The major improvement after producing the zip code centroid rendering of these data, was the conversion of zip code centroid data into hexagonal grid datasets, using a model and the math I developed for producing hexagonal grid centroids data. Zip Code centroid then was transferred to hexgrid modeling programs, and this led to my creation (invention) of the first hex grid models of spatial data, using the programming, mathematics formulas, and methodology that I developed in December 2003/January 2004, added to the SAS shell of this work.
Years later, 2009-10, the SPSS method was initiated for developing these and the formulas, work were published, and was first used by Canadian Urban Science researchers. It has since been applied (with the appropriate permissions) to a number of foreign institutions based human ecology and population health programs. Any U.S. based GIS utilization of this technology is by companies that did not ask for permissions to “borrow my intellectual property” and run the models. This potential “stealing” of IT began years later, when I first noticed it being used in a taped presentation for an international GIS conference devoted to public health.

Since 2020, more than 200 active studies were used to text the above state method of testing population health. Prior to 2020, it was developed and tested using only about 40 such models, with the public data drawn from numerous public data sources, and the health intervention/activity data drawn from various public and professional data sources, mostly in aggregate form based upon data provided for zip code defined areas. Approximately one fourth of these preliminary studies also implemented use of a small area census block or block group data and spatial modelling datasets, to compare small area testing with medium sized area testing, using standard GIS (QGIS c2.0) and SAS- and SPSS-produced geographic/spatial equations developed for modeling these data. To date, about 10-20 models are developed per year, for testing and refining this approach to spatial health analysis.

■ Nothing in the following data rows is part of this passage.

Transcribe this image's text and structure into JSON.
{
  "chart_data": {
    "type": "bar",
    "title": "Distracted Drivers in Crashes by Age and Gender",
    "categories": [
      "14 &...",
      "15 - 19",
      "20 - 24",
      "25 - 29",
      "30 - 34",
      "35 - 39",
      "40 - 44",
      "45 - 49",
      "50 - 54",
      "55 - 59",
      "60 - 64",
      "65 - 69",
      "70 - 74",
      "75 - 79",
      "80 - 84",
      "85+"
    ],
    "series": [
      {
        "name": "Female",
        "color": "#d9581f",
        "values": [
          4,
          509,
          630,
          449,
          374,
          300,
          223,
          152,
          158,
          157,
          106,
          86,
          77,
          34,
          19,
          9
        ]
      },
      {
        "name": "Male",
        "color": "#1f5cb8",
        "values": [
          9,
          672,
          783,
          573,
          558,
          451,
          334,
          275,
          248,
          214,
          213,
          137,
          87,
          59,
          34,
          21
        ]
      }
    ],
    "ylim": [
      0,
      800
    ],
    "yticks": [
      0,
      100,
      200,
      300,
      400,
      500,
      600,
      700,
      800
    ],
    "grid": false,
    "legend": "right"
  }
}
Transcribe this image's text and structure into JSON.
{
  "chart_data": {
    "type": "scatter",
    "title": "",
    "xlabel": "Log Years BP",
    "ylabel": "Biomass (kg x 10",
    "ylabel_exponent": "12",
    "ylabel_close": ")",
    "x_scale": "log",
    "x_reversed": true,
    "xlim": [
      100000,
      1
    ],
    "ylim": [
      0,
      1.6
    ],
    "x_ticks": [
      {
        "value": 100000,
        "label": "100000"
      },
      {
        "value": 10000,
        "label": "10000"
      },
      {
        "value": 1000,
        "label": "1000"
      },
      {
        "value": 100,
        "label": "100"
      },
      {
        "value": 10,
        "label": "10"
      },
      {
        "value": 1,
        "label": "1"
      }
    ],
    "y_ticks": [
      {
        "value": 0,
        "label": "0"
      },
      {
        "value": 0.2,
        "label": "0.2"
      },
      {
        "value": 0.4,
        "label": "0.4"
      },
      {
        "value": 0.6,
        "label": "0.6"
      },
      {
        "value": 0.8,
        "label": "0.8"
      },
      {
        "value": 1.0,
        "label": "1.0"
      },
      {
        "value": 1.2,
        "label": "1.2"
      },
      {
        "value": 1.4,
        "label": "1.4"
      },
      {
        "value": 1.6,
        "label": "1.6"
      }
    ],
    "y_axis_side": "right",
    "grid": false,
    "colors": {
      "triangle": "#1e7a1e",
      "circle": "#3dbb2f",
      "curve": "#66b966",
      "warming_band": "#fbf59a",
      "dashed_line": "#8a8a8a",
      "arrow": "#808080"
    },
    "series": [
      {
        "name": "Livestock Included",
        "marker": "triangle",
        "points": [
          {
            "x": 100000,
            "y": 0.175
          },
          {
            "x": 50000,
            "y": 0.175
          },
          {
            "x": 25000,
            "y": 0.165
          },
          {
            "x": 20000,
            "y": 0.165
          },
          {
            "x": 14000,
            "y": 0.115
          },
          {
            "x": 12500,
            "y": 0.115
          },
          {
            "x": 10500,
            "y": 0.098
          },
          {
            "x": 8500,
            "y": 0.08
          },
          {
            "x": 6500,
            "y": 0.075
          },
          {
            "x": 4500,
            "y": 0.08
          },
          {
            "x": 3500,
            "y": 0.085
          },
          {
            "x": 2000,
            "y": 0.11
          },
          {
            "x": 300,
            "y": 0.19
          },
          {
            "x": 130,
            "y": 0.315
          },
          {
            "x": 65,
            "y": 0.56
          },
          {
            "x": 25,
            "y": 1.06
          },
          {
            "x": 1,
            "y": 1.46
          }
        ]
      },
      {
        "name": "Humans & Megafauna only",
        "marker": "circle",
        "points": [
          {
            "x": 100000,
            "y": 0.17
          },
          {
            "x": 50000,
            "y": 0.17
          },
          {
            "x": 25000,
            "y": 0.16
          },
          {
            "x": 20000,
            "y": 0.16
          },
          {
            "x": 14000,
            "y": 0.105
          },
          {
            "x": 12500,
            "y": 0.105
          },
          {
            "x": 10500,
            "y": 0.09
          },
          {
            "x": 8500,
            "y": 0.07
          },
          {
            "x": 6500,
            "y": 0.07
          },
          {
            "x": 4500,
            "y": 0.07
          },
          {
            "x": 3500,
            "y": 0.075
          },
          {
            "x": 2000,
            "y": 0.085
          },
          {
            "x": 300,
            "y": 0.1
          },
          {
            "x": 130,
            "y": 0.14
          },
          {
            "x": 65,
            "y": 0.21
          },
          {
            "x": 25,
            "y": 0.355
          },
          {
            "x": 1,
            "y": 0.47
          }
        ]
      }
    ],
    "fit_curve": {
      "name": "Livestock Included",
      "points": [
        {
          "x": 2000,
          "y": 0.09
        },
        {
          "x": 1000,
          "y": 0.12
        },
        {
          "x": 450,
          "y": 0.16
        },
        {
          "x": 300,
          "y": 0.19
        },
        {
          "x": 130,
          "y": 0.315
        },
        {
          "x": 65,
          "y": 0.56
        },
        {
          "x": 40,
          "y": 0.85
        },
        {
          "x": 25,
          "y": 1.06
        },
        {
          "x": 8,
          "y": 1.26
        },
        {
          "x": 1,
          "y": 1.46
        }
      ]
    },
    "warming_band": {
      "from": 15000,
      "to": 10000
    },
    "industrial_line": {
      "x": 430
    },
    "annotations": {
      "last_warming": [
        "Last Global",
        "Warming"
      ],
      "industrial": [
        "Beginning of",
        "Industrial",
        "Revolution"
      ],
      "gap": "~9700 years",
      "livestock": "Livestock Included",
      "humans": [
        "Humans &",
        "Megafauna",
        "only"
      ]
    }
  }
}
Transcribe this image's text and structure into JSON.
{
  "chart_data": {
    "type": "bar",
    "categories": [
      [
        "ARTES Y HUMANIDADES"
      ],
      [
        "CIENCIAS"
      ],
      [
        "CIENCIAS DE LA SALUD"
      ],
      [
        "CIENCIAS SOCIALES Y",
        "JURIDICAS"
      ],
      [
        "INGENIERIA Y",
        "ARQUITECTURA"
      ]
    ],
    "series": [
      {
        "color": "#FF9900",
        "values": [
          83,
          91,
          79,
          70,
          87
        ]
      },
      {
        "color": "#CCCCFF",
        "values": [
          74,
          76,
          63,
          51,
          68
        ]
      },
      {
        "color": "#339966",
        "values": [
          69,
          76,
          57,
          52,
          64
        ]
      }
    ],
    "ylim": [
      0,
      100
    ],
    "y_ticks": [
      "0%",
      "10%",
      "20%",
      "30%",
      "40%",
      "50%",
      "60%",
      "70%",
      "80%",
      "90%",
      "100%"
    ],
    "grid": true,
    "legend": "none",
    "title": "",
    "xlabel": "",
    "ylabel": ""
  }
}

The most important advancements in this project are 1) the testing, validation and improvement of implementing and reporting upon (in limited fashion) the outcomes of zipcode areas-defined public health patterns, and 2) the growth, development, and repeated re-testing of zip code area defined socioeconomic features and their applicability to using such datasets to develop further, much more detailed insights into the projects engaged in by this department and program; the current SES dataset has a little more than 200 zip codes areas defined fully, at the standard US Government, US Census, US population predictions, US Postal Service, and standard MCD/MCR levels, as well as the current educational history, religious history, voters/political party history, small business investment grants history, criminal history, npo/businesses history, and regional Economic/Financial history datasets, which were developed and placed on the web for use by planners and developers across the U.S. To date, the SES dataset has 40-50 very reliable datum points used to define areas, but a database with up to 1000 columns if the complete arrays of the above are included in the working spatial analyses-applied datasets.